Dennis Lota

Personal information
- Date of birth: 8 November 1973
- Place of birth: Kitwe, Zambia
- Date of death: 4 February 2014 (aged 40)
- Place of death: Johannesburg, South Africa
- Height: 1.75 m (5 ft 9 in)
- Position(s): Striker

Senior career*
- Years: Team / Apps / (Gls)
- 1995–1996: Konkola Blades / 33 / (26)
- 1996–1997: Witbank Aces / 30 / (23)
- 1997–1998: Sion / 21 / (14)
- 1998–2002: Orlando Pirates / 100 / (36)
- 2002–2003: Espérance
- 2003–2004: Dangerous Darkies
- 2004–2006: Moroka Swallows
- 2006–2007: FC AK
- 2007–2008: AmaZulu / 16 / (4)
- 2008–2009: Mpumalanga Black Aces

International career
- 1994–2002: Zambia / 78 / (21)

= Dennis Lota =

Zambian footballer (1973-2014)

Dennis Lota (8 November 1973 – 4 February 2014) was a Zambian football striker.

He started his professional career with Zanaco FC of Zambia in 1989 before leaving for Nchanga Rangers at the beginning of the 1991 season. At Nchanga Rangers he established a midfield partnership with Abeauty Kunda. He later left Nchanga to join Kabwe Warriors after a failed attempt to rejoin Zanaco. At Warriors, he never settled and left after one season to join Konkola Blades.

It was at Konkala where the late brother to Kalusha Bwalya, Benjamin transformed Lota from a midfielder to a lethal striker who went on to win the golden boot in 1995 and later became a strong target for international clubs.

A contractual conflict later emerged between FC Sion and Dangerous Aces with each team claiming to be the rightful owner of the player. The matter was later resolved and Lota went on to play for the former. Upon leaving FC Sion, Lota joined Orlando Pirates.

He was part of the Zambian African Nations Cup teams in 1996, 1998, 2000 and 2002.
He has two brothers who are also footballers, Charles Lota (younger) and Lawrence Lota (older). At the 2002 African Cup of Nations, Dennis played alongside Charles in the Zambian attack formation.

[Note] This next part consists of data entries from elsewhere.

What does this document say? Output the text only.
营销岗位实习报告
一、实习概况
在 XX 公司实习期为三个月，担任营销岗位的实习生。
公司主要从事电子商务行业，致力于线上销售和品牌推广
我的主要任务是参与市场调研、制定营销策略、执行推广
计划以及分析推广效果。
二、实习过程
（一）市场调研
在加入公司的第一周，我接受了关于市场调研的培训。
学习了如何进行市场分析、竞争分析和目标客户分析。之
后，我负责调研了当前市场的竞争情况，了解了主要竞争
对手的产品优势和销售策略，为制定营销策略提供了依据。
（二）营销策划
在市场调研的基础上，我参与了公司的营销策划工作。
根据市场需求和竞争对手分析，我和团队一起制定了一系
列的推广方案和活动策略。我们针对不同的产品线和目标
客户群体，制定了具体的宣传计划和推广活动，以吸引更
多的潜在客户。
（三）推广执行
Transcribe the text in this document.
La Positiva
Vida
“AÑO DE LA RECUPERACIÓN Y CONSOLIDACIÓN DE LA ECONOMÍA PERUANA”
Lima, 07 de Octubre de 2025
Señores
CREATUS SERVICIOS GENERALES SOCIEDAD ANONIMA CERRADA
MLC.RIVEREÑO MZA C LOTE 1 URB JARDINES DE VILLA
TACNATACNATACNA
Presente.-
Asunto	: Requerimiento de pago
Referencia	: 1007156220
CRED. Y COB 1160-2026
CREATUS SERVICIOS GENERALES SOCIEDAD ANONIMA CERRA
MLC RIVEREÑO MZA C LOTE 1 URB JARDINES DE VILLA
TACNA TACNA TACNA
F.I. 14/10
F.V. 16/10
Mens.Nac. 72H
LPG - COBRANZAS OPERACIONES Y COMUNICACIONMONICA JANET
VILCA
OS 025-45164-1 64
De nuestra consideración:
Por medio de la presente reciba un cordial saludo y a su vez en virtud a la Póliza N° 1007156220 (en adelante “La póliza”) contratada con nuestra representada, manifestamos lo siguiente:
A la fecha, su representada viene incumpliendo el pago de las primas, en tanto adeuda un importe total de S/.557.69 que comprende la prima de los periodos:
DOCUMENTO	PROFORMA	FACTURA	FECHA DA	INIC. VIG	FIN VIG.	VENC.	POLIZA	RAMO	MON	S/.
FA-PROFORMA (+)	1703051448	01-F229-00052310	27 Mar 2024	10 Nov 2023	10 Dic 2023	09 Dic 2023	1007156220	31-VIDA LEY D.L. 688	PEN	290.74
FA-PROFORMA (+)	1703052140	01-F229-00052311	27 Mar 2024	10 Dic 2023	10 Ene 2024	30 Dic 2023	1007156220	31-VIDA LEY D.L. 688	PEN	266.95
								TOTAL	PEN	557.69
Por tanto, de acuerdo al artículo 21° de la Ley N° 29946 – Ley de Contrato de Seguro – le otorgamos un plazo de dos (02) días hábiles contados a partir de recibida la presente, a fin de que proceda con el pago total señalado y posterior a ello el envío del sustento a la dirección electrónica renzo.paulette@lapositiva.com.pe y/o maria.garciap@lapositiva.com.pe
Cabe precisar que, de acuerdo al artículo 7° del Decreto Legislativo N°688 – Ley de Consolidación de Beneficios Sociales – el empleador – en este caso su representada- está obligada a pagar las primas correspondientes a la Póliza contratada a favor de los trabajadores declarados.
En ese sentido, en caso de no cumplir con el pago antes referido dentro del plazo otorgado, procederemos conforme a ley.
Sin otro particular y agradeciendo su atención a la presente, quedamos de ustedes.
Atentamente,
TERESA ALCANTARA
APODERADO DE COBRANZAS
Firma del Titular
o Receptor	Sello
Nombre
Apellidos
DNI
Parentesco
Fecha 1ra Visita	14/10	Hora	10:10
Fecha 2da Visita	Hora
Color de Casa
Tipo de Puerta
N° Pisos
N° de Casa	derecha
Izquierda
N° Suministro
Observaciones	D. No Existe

In March 2011, the football team Moroka Swallows had elevated Dennis Lota to the first team as one of the assistant coaches.

Lota died on 4 February 2014 in South Africa of suspected malaria. Before his death following a brief illness in 2014, he served as an assistant coach at South African football club Moroka Swallows.